The court rendered a judgment in favor of the Farmers’ & Mechanics’ National Bank through H. S. Lattimore, as its trustee, and against W. K. Dunn, R. I. E. Dunn, and W. L. Dunn for the sum of $3,844.33, with the foreclosure of the chattel mortgage described in the plaintiffs’ petition, decreeing that said mortgage lien was prior and superior to the claim of any and all other parties to the suit. From this judgment the intervener J. C. Ingram has appealed.
“All persons leasing or renting any residence, storehouse or other building, shall have a preference lien upon all the property of the tenant in such residence, storehouse or other building, for the payment of the rents due and that may become due.” Vernon’s Sayles’' Statutes, art. 5490.

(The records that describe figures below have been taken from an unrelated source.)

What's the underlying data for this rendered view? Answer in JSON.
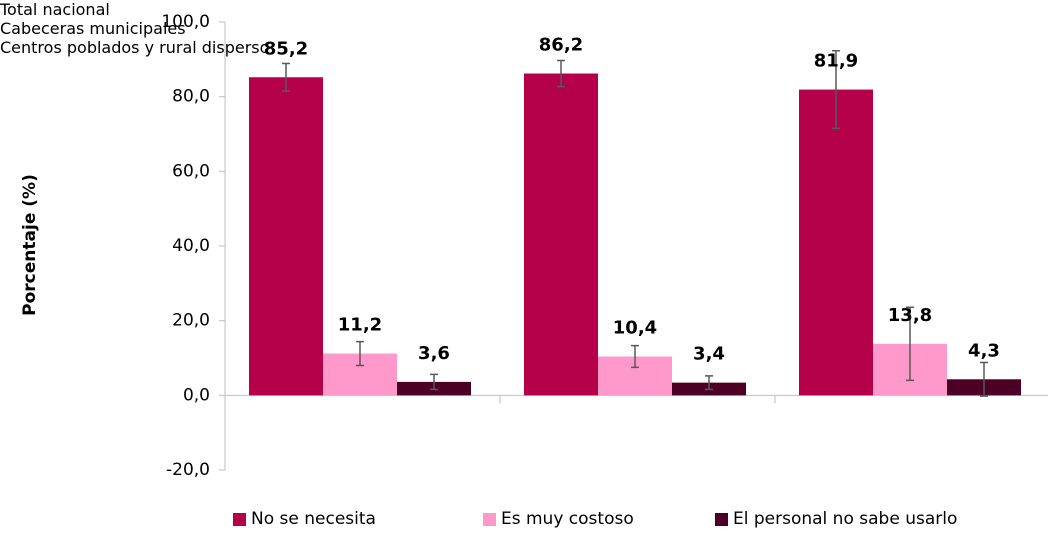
{
  "chart_data": {
    "type": "bar",
    "y_label": "Porcentaje (%)",
    "categories": [
      "Total nacional",
      "Cabeceras municipales",
      "Centros poblados y rural disperso"
    ],
    "series": [
      {
        "name": "No se necesita",
        "color": "#b5004a",
        "values": [
          85.2,
          86.2,
          81.9
        ],
        "value_labels": [
          "85,2",
          "86,2",
          "81,9"
        ],
        "errors": [
          3.7,
          3.5,
          10.4
        ]
      },
      {
        "name": "Es muy costoso",
        "color": "#ff99cc",
        "values": [
          11.2,
          10.4,
          13.8
        ],
        "value_labels": [
          "11,2",
          "10,4",
          "13,8"
        ],
        "errors": [
          3.2,
          2.9,
          9.8
        ]
      },
      {
        "name": "El personal no sabe usarlo",
        "color": "#4d0026",
        "values": [
          3.6,
          3.4,
          4.3
        ],
        "value_labels": [
          "3,6",
          "3,4",
          "4,3"
        ],
        "errors": [
          2.0,
          1.8,
          4.5
        ]
      }
    ],
    "ylim": [
      -20,
      100
    ],
    "yticks": [
      {
        "value": -20,
        "label": "-20,0"
      },
      {
        "value": 0,
        "label": "0,0"
      },
      {
        "value": 20,
        "label": "20,0"
      },
      {
        "value": 40,
        "label": "40,0"
      },
      {
        "value": 60,
        "label": "60,0"
      },
      {
        "value": 80,
        "label": "80,0"
      },
      {
        "value": 100,
        "label": "100,0"
      }
    ],
    "grid": false,
    "legend": "bottom"
  }
}
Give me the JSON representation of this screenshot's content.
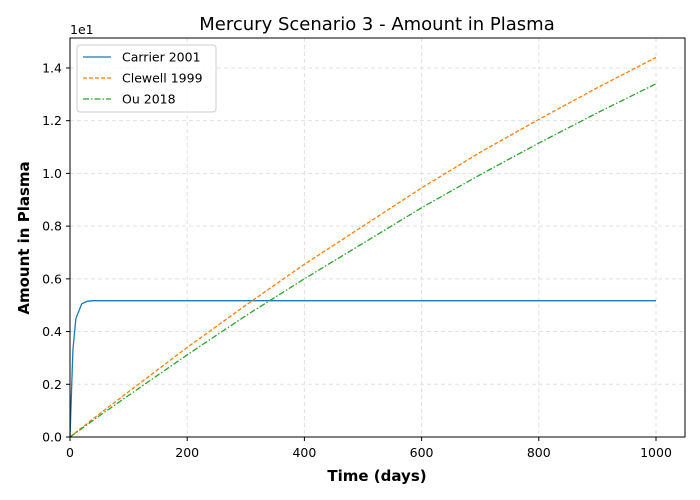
{
  "chart_data": {
    "type": "line",
    "title": "Mercury Scenario 3 - Amount in Plasma",
    "xlabel": "Time (days)",
    "ylabel": "Amount in Plasma",
    "y_offset_label": "1e1",
    "xlim": [
      0,
      1050
    ],
    "ylim": [
      0,
      15.2
    ],
    "x_ticks": [
      0,
      200,
      400,
      600,
      800,
      1000
    ],
    "x_tick_labels": [
      "0",
      "200",
      "400",
      "600",
      "800",
      "1000"
    ],
    "y_ticks": [
      0,
      2,
      4,
      6,
      8,
      10,
      12,
      14
    ],
    "y_tick_labels": [
      "0.0",
      "0.2",
      "0.4",
      "0.6",
      "0.8",
      "1.0",
      "1.2",
      "1.4"
    ],
    "grid": true,
    "legend_position": "upper left",
    "x": [
      0,
      5,
      10,
      20,
      30,
      40,
      50,
      100,
      200,
      300,
      400,
      500,
      600,
      700,
      800,
      900,
      1000
    ],
    "series": [
      {
        "name": "Carrier 2001",
        "color": "#1f77b4",
        "style": "solid",
        "values": [
          0,
          3.3,
          4.5,
          5.05,
          5.15,
          5.17,
          5.17,
          5.17,
          5.17,
          5.17,
          5.17,
          5.17,
          5.17,
          5.17,
          5.17,
          5.17,
          5.17
        ]
      },
      {
        "name": "Clewell 1999",
        "color": "#ff7f0e",
        "style": "dashed",
        "values": [
          0,
          0.09,
          0.18,
          0.35,
          0.52,
          0.7,
          0.87,
          1.72,
          3.4,
          5.0,
          6.55,
          8.0,
          9.45,
          10.8,
          12.05,
          13.25,
          14.4
        ]
      },
      {
        "name": "Ou 2018",
        "color": "#2ca02c",
        "style": "dashdot",
        "values": [
          0,
          0.08,
          0.16,
          0.32,
          0.48,
          0.64,
          0.8,
          1.58,
          3.12,
          4.6,
          6.0,
          7.35,
          8.7,
          9.95,
          11.15,
          12.3,
          13.4
        ]
      }
    ]
  }
}
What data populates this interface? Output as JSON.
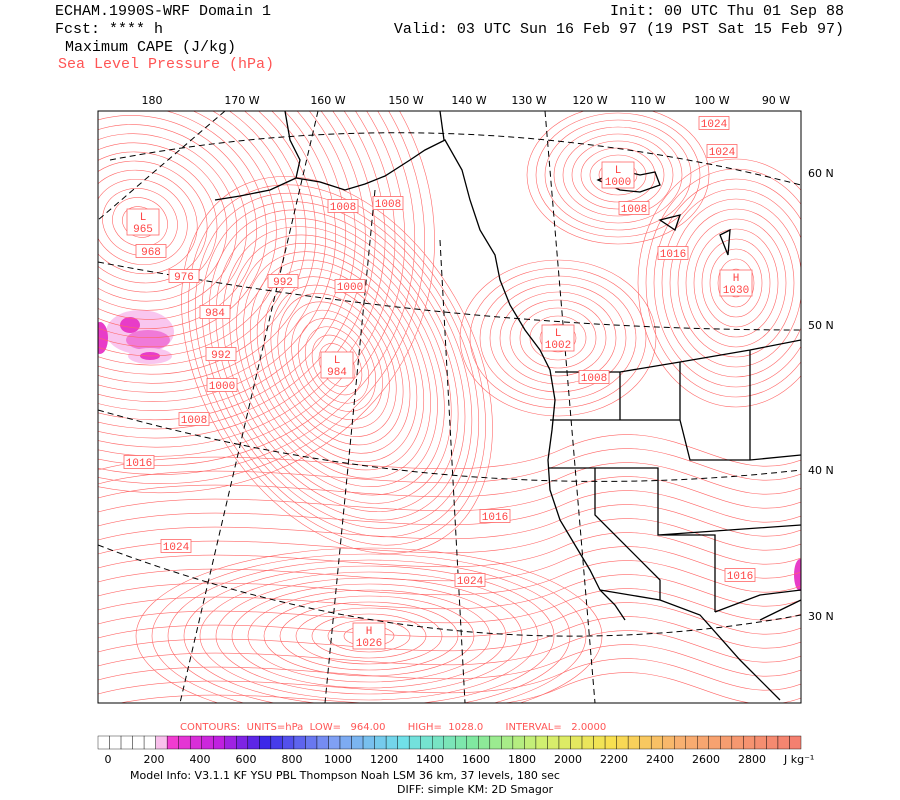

“Every chattel mortgage, deed of trust, or other instrument of writing, intended to operate as a mortgage of or lien upon personal property, which shall not be accompanied by an immediate delivery and be followed by an actual and continued change of possession of the property mortgaged or pledged by such instrument, shall be absolutely void as against the creditors of the mortgagor or person making same, and as against subsequent purchasers and mortgagees or lienholders in good faith, unless such instrument, or a true copy thereof, shall be forthwith deposited with and filed in the office of the county clerk of the county where the property shall then be situated.” Vernon’s Sayles’ Stat. art. 5655.
As before noted, it is undisputed that ap-pellees’ mortgage was not forthwith “deposited with and filed in the office of the county clerk of the county where the property was situated.” Ingram’s lien therefore was undoubtedly prior in point of right to the mortgage lien of the appellees, for Ingram, under the decisions, was both a creditor and subsequent lienholder in good faith; it not being pretended at the time of the rental contract made by him that he had notice of the’mortgage in question. Liquid Carbon Acid Mfg. Co. v. Lewis, 32 Tex. Civ. App. 481, 75 S. W. 47; Austin v. Welch, 31 Tex. Civ. App. 526, 72 S. W. 881; Rogers v. Grigg, 29 S. W. 654; Berkey & Gay Furn. Co. v. Sherman Hotel Co., 81 Tex. 135, 16 S. W. 136, writ of error denied.
We believe that the judgment below-should be reversed and here rendered for appellant, establishing the superiority of his lien and directing the proceeds of the sale of the property to be applied first to the payment of intervener Ingram’s unpaid rents, interest, and all costs incurred by him in this cause here and in the court below; the remainder of such proceeds to be applied as directed by the court below. The judgment in other respects is left undisturbed. Judgment accordingly.